C:\AV-CLS\StartMenu.BAT -- { or Double-click on 'Start Menu' in C:\AV-CLS}
This will bring up the initial menu of choices and should be executed in Normal Mode.
This way all the components can be downloaded from each AV vendor's web site.
The choices are; Sophos, Trend, McAfee, Kaspersky, Exit this menu and Reboot the PC.

You can choose to go to each menu item and just download the needed files or you can
download the files and perform a scan in Normal Mode.

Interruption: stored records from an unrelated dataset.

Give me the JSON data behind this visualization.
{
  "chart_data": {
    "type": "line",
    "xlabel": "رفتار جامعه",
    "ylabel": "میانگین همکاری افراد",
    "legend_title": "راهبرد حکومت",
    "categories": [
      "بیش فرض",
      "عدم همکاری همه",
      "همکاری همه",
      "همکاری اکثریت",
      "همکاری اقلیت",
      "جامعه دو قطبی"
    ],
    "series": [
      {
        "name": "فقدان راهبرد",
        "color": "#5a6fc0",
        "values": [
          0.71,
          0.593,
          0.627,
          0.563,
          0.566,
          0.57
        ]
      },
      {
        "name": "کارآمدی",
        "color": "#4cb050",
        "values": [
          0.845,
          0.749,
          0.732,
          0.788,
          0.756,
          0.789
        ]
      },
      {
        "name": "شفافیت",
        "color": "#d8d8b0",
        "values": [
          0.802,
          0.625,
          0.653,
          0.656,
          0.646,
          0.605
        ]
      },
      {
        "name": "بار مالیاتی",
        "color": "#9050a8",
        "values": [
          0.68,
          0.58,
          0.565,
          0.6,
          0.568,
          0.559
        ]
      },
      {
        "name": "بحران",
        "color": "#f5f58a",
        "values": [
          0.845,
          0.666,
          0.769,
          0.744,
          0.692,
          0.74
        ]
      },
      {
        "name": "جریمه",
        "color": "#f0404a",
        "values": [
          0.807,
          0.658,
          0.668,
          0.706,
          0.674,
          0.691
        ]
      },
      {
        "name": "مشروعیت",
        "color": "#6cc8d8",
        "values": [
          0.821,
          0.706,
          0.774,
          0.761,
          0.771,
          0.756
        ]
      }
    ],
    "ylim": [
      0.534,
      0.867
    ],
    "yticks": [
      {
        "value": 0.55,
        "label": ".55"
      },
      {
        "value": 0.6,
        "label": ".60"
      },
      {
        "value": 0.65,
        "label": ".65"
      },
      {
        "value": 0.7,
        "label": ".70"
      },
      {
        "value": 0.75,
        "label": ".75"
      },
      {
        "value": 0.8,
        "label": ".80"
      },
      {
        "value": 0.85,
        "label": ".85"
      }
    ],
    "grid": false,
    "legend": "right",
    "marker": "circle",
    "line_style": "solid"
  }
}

Once you have downloaded the files
needed for each scanner you want to use, you should reboot the PC into Safe Mode [F8 key
during boot] and re-run the menu again and choose which scanner you want to run in Safe
Mode. It is suggested to run the scanners in both Safe Mode and Normal Mode.

When the menu is displayed hitting 'H' or 'h' will bring up a more comprehensive PDF help
file. http://www.ik-cs.com/multi-av.htm

Additional Instructions:
http://pcdid.com/Multi_AV.htm


* * * Please report back your results * * *

 

[karl levinson, mvp]

| I noticed two strange processes when I looked at startup tab via
MSCONFIG:
| QLNJERD and XFZYXTK -- both are in the WINDOWS\SYSTEM32 folder according
to
| MSCONFIG

What are QLNJERD and XFZYXTK in c:\windows\system32 ?

Are they EXE files ?
How are they being loaded ?

If they are EXE file thety are SURELY malicious with randomized names such
as those used !

Agreed... although the best way to identify and remove viruses and most
malware is with antivirus first.

The first thing I would be doing is making sure your antivirus software is
enabled, working and up to date. http://free.grisoft.com is free antivirus,
I recommend it.

You might also submit those two files, once you find out where exactly they
are located, via www.virustotal.com With that web page, you'll receive your
scan results of those two files in a few seconds. If you suspect your
antivirus isn't working or you have no antivirus,
http://housecall.antivirus.com might also be useful, as it scans your entire
system for a second opinion.

 

[Guest]

Please let the forum know if the solutions posted here worked for you. In my
experience, these files - with nonsensical names - usually appear to run for
a temporary period of time (so that a system snapshot, such as a HijackThis
log may miss them), and they may be possibly related to malwares. I had a
hard time removing them from a friend's computer, which I finally did, using
an assortment of tools - some of which the earlier posters have mentioned.

 

[Guest]

Thanks for your help. I stopped both files from starting, ran a complete
anti-virus scan, and purchased Spy Sweeper. Ran a complete scan using that.

System appears to be clean and stable.
Again, thanks for your help!

 

[Guest]

Thanks for your help. I stopped the two files from running, ran a complete
anti-virus scan, and bought Spy Sweeper.

System appears to be fine and stable. Thanks again.